No club has appeared in as many FA Cup finals without tasting victory as Leicester City, but the Foxes will have their first chance to redeem that fact since 1969 when they meet Chelsea in England’s showpiece event on Sunday morning (Aest).

Brendan Rogers’ Foxes will be just the fifth Leicester iteration to contest the final in club history; in contrast, this will be Chelsea’s fourth appearance in five years.

The Athletic’s Rob Tanner believes Leicester’s scarcity in appearances could see it mean more to them, with Chelsea still to compete in the Champions League final later this month.

“This is the first FA Cup final they’re going to appear in for 52 years, the last time was 1969. The last time they were in a semi-final was 1982. So it’s been massive, like the holy grail for Leicester fans”, he told Box2Box.

“If they could win it and complete the domestic set it would be incredible, and would be another chapter in their rise over the last few years. It’s a big day for them.”

“For Chelsea, for all the big six clubs, in the FA Cup in some ways they field weaker teams. They don’t take it, until the very end, that seriously or show it the respect it used to demand.”
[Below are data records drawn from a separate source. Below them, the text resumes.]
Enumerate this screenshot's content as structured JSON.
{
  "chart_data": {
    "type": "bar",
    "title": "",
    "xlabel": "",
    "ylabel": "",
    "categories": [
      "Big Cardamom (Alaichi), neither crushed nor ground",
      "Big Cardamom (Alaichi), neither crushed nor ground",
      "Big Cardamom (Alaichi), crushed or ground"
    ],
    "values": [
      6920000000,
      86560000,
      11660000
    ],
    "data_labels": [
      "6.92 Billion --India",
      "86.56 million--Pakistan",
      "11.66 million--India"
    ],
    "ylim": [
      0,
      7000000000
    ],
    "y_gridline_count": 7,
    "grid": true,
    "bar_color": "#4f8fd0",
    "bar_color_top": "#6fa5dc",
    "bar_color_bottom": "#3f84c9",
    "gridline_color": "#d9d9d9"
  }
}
Tanner does however fear the Foxes may be on their last legs, following a taxing league campaign in which they’re doggedly clinging to a top four finish.

“I think people don’t understand or appreciate the magnitude of the effort they’ve put in to stay in the top four all season.”
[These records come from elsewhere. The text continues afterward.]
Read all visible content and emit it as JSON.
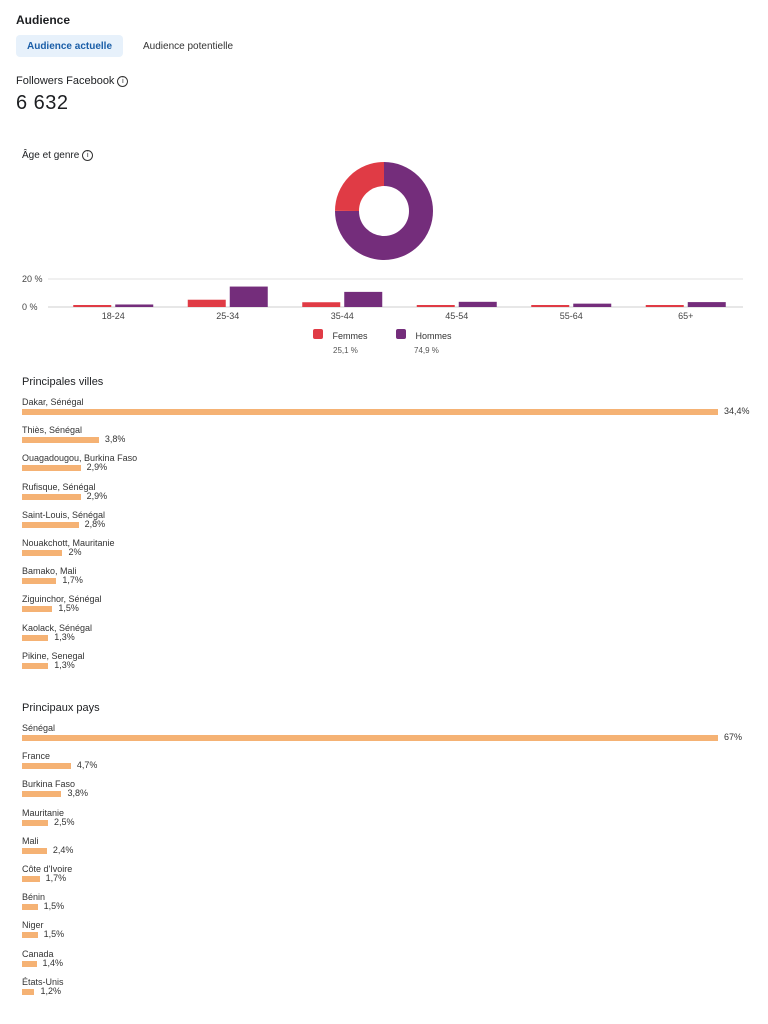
{
  "header": {
    "title": "Audience",
    "tabs": [
      {
        "label": "Audience actuelle",
        "active": true
      },
      {
        "label": "Audience potentielle",
        "active": false
      }
    ]
  },
  "followers": {
    "label": "Followers Facebook",
    "value": "6 632"
  },
  "age_gender": {
    "label": "Âge et genre",
    "y_ticks": [
      "20 %",
      "0 %"
    ],
    "colors": {
      "femmes": "#e03b45",
      "hommes": "#742d7b"
    },
    "legend": [
      {
        "name": "Femmes",
        "pct": "25,1 %"
      },
      {
        "name": "Hommes",
        "pct": "74,9 %"
      }
    ]
  },
  "chart_data": [
    {
      "type": "pie",
      "labels": [
        "Femmes",
        "Hommes"
      ],
      "values": [
        25.1,
        74.9
      ]
    },
    {
      "type": "bar",
      "categories": [
        "18-24",
        "25-34",
        "35-44",
        "45-54",
        "55-64",
        "65+"
      ],
      "series": [
        {
          "name": "Femmes",
          "values": [
            0.6,
            5.2,
            3.4,
            1.3,
            0.5,
            1.1
          ]
        },
        {
          "name": "Hommes",
          "values": [
            1.8,
            14.6,
            10.8,
            3.7,
            2.4,
            3.5
          ]
        }
      ],
      "ylim": [
        0,
        20
      ]
    }
  ],
  "cities": {
    "title": "Principales villes",
    "items": [
      {
        "label": "Dakar, Sénégal",
        "pct": "34,4%",
        "value": 34.4
      },
      {
        "label": "Thiès, Sénégal",
        "pct": "3,8%",
        "value": 3.8
      },
      {
        "label": "Ouagadougou, Burkina Faso",
        "pct": "2,9%",
        "value": 2.9
      },
      {
        "label": "Rufisque, Sénégal",
        "pct": "2,9%",
        "value": 2.9
      },
      {
        "label": "Saint-Louis, Sénégal",
        "pct": "2,8%",
        "value": 2.8
      },
      {
        "label": "Nouakchott, Mauritanie",
        "pct": "2%",
        "value": 2.0
      },
      {
        "label": "Bamako, Mali",
        "pct": "1,7%",
        "value": 1.7
      },
      {
        "label": "Ziguinchor, Sénégal",
        "pct": "1,5%",
        "value": 1.5
      },
      {
        "label": "Kaolack, Sénégal",
        "pct": "1,3%",
        "value": 1.3
      },
      {
        "label": "Pikine, Senegal",
        "pct": "1,3%",
        "value": 1.3
      }
    ]
  },
  "countries": {
    "title": "Principaux pays",
    "items": [
      {
        "label": "Sénégal",
        "pct": "67%",
        "value": 67
      },
      {
        "label": "France",
        "pct": "4,7%",
        "value": 4.7
      },
      {
        "label": "Burkina Faso",
        "pct": "3,8%",
        "value": 3.8
      },
      {
        "label": "Mauritanie",
        "pct": "2,5%",
        "value": 2.5
      },
      {
        "label": "Mali",
        "pct": "2,4%",
        "value": 2.4
      },
      {
        "label": "Côte d'Ivoire",
        "pct": "1,7%",
        "value": 1.7
      },
      {
        "label": "Bénin",
        "pct": "1,5%",
        "value": 1.5
      },
      {
        "label": "Niger",
        "pct": "1,5%",
        "value": 1.5
      },
      {
        "label": "Canada",
        "pct": "1,4%",
        "value": 1.4
      },
      {
        "label": "États-Unis",
        "pct": "1,2%",
        "value": 1.2
      }
    ]
  },
  "bar_color": "#f5b274"
}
“Rogers has got to be given massive amounts of credit for the way he’s handled his players. He’s wringing the last dregs of energy from the players that are still standing for these last few games.”

If Rogers deserves credit than Chelsea boss Thomas Tuchel deserves a knighthood for the way he’s reinvigorated the Blues since his appointment in January, transforming Frank Lampard’s talented yet stuttering side into ‘arguably the best defensive team in Europe’.
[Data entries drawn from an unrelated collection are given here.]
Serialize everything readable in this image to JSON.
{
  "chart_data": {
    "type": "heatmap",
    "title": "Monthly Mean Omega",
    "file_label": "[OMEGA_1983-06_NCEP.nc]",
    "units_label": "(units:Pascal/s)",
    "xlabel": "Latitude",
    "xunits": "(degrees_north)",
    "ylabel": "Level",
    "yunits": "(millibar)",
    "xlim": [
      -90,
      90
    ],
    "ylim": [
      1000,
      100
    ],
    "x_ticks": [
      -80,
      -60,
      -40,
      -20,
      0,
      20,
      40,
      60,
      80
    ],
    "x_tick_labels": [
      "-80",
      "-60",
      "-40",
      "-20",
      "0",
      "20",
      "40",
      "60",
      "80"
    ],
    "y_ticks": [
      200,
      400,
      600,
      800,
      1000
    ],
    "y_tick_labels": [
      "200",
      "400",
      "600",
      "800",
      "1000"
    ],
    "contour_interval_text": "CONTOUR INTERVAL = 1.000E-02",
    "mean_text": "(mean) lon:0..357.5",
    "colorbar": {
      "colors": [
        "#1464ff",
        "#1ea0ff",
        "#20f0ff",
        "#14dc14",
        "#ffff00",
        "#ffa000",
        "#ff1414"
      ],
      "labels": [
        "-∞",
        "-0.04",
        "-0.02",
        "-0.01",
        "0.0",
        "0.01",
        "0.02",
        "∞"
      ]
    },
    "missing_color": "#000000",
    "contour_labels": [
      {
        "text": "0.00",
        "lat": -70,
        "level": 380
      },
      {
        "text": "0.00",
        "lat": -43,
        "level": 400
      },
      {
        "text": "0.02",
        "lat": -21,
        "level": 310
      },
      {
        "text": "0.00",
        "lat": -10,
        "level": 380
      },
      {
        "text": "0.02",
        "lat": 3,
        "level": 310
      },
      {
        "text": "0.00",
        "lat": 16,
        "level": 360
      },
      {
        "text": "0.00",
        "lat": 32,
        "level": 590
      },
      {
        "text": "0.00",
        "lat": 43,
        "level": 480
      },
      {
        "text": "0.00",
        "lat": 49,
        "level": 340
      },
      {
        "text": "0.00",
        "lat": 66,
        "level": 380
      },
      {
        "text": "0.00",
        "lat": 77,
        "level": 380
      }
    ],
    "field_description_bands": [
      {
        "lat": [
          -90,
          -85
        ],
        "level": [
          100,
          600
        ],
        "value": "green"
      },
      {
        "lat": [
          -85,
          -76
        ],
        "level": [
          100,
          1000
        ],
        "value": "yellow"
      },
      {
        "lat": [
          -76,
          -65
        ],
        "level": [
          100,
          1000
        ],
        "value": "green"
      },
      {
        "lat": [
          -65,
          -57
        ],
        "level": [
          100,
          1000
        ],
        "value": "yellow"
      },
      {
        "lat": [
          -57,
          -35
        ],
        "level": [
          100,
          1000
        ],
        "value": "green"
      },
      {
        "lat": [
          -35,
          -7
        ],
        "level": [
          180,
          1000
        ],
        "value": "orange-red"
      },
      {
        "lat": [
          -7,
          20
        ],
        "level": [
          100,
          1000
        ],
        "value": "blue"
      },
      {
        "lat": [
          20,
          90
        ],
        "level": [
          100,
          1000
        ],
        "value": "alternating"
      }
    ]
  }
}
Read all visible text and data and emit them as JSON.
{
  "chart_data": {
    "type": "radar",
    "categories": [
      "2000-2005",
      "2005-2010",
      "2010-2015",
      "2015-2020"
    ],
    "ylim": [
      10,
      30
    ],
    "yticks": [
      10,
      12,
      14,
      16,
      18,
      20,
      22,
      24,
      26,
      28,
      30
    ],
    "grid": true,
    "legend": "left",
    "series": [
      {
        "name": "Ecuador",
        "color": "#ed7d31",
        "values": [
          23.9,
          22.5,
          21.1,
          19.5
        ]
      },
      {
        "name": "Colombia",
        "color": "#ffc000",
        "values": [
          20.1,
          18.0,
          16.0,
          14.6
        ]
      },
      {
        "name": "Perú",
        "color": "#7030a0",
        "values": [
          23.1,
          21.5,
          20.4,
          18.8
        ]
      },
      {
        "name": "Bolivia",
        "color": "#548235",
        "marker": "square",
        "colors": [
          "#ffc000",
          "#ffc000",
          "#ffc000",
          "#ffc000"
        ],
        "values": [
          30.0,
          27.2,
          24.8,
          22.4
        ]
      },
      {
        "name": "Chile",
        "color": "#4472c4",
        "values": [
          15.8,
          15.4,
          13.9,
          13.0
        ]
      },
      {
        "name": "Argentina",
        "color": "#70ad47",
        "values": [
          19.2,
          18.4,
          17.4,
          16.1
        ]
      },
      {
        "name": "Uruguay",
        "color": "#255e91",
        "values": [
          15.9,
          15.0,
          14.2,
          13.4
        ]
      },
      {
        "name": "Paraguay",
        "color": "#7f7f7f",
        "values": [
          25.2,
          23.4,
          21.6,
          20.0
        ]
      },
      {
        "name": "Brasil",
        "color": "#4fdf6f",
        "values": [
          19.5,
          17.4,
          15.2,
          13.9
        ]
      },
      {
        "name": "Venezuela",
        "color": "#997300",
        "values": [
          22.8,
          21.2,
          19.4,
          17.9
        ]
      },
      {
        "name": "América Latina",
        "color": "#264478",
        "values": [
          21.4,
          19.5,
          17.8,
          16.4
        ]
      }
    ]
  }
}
That’s the opinion of The Athletic’s Liam Twomey, who lavished praise on the German for the speed with which he’s turned the side into a force.

“I don’t think you can call it a miracle because Chelsea have too much money, too many resources, too good a squad for that to be the case. But he’s certainly maximised this group of players pretty much from the moment he came in.”

Chelsea’s defensive record under Tuchel is extraordinary, having conceded just twelve goals from 26 matches in all competitions. The figure looks even more impressive if you discount the fact that five of these came in one game, a bizarre aberration against West Bromwich.

“He’s turned the biggest weaknesses under Lampard: the defensive structure, being too easy to counterattack [against] not pressing well enough, those three things are now their biggest strengths.”

“That’s incredible when you consider how little training time he’s had in between games… It’s probably been the best coaching performance seen at Chelsea since Antonio Conte won the league.”